Sophie de Bruijn, Web Features Editor

As the snow melts into slush and the first flowers bloom, Staples’ dual season athletes are slowly emerging from a long, cold season of hibernation spent playing indoors as they prepare to venture outdoors for the fast approaching spring season.

“When spring season rolls around, my spirit is set free and soaked up by the sun,” said Erica Stein ’13, a member of both the varsity basketball team and varsity golf team.

Stein is one of the many student athletes who will be making the transition from battling under a roof and dripping sweat onto a hardwood floor to breathing in fresh air and enjoying the outdoors once winter comes to a close and the spring season starts.

“I always look forward to being released from the indoors and being set free to the wild,” said Stein.

However, although the picturesque image of clear skies and unyielding sunshine is ideal, many athletes have come to learn that the greatest benefit of the spring season is also the greatest challenge: playing outdoors.

While the fresh air can be rejuvenating after spending weeks breathing in the dusty air of the field house, the first few weeks of the season are spent in a time when the weather is still jumping between winter and spring, often leaving athletes shivering on the field. And, just as a happy medium is reached, the beating sun intensifies, and dehydration, sweaty misery ensues.

“The weather can drastically affect how you play,” said Fallon Bottone ’13. “For softball the sun can get in the way of you trying to catch a ball that’s in the air. But when it’s really cold it can be harder to throw, catch, or bat because you have to keep your hands warm.”

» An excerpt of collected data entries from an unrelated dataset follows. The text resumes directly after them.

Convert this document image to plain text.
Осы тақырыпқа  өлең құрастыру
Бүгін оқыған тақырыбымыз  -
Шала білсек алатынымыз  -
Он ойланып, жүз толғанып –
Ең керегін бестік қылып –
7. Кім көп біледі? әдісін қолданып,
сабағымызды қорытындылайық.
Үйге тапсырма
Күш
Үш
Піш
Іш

While the dynamic weather can serve to be a serious burden, many athletes look forward to the added challenge that they must face once they step out from underneath the protection of a roof. Sam Ellinwood ’14 in particular understands that extreme weather can be a distraction on the baseball field and make it harder to focus on the game.

“Some games, I just wish that the weather would be perfect so that I don’t have to worry about it while I’m trying to concentrate on other things,” he said.

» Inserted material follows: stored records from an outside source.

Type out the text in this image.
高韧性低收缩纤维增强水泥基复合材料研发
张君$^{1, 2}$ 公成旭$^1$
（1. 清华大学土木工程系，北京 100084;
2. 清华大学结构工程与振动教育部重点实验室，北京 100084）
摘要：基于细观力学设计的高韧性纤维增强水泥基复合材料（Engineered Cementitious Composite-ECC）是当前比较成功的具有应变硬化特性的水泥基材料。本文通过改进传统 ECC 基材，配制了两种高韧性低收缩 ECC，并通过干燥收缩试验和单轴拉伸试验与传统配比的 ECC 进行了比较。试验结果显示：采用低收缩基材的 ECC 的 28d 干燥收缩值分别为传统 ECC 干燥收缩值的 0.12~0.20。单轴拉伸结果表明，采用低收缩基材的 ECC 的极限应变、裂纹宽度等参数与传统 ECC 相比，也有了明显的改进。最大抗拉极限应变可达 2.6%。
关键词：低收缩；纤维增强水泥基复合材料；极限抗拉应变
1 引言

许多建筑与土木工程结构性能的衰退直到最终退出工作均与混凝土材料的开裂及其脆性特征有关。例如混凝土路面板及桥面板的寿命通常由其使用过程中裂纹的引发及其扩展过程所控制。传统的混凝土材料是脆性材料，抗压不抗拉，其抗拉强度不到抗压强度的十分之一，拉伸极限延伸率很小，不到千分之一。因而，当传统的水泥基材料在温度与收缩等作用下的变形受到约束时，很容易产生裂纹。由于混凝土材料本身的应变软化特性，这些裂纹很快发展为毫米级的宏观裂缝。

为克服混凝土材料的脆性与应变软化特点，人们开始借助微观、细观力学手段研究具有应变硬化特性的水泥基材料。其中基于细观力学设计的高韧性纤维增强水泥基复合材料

But at the same time, Ellinwood sees it as an opportunity to overcome the natural elements.

“It can be really fun to play in rain or windy days because it adds an extra challenge.”

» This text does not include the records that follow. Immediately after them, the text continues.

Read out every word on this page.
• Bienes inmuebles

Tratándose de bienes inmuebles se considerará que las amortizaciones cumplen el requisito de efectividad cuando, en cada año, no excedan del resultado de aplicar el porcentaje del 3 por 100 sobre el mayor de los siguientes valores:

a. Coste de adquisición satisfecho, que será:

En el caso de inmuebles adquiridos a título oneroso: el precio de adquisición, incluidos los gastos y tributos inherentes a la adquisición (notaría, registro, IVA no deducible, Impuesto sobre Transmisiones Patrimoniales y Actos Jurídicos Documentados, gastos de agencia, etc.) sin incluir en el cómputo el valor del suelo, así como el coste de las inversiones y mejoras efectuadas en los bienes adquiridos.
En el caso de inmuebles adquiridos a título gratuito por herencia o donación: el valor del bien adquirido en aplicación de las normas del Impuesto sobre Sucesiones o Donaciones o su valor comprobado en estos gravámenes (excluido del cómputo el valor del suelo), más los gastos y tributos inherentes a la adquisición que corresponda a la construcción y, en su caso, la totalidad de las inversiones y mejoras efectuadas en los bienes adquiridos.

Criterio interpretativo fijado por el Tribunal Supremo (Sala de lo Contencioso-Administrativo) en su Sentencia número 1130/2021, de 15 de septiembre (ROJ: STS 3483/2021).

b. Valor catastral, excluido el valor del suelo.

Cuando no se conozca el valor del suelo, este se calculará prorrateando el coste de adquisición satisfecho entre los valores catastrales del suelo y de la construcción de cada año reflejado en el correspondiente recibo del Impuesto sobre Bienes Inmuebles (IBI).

While the outdoors pose physical challenges to athletes, playing indoors comes with its own set of psychological obstacles to tackle. Inside the confines of the gym or field house, every sound is intensified, which can be both exhilarating and exhausting depending on the situation.

“My favorite thing about playing indoors is the crowd and intensity that fills up the gyms during big games, but at the same time this can be my least favorite thing,” Ellinwood said.

Bottone agrees, saying that the typically louder crowds in the winter have their benefits and their drawbacks.

“It creates this great energy, but it can also get really rowdy,” Bottone said.

Overcoming heckling crowds is a right of passage for any indoor athlete, and Ellinwood acknowledges the importance of not letting the crowds become a distraction.

“Having the opposing team’s fans trying to distract you and rattle you throughout the entire game can at times be nerve-racking. But it’s important to mentally overcome the noise of the crowd.”

In addition to the noise, winter athletes need to endure a typically lower level of air quality than they would find outside. Indoor track runners claim to suffer from the infamous “fieldhouse cough,” after spending hours running within the confines of the fieldhouse. Emily Stanford ’14 struggles with breathing normally while playing indoors due to the dry air and problems caused when having to share a gym with a boys team.

“The gym especially usually smells really bad,” she said.

As winter athletes begin to transfer into the spring season, they will be leaving behind one set of challenges and benefits and walking into another. For the true athlete, setting does not matter nearly as much as the sport itself. Eric Zurmuehle ’14 notes the stability of playing indoors and the calming quiet of outdoors but isn’t one to choose favorites.

“Once you get into the game you don’t really notice whether your playing inside or outside,” he said. “You get too involved in the game to care about the temperature because you’re just out there trying to have fun, and nothing else in the world really matters.”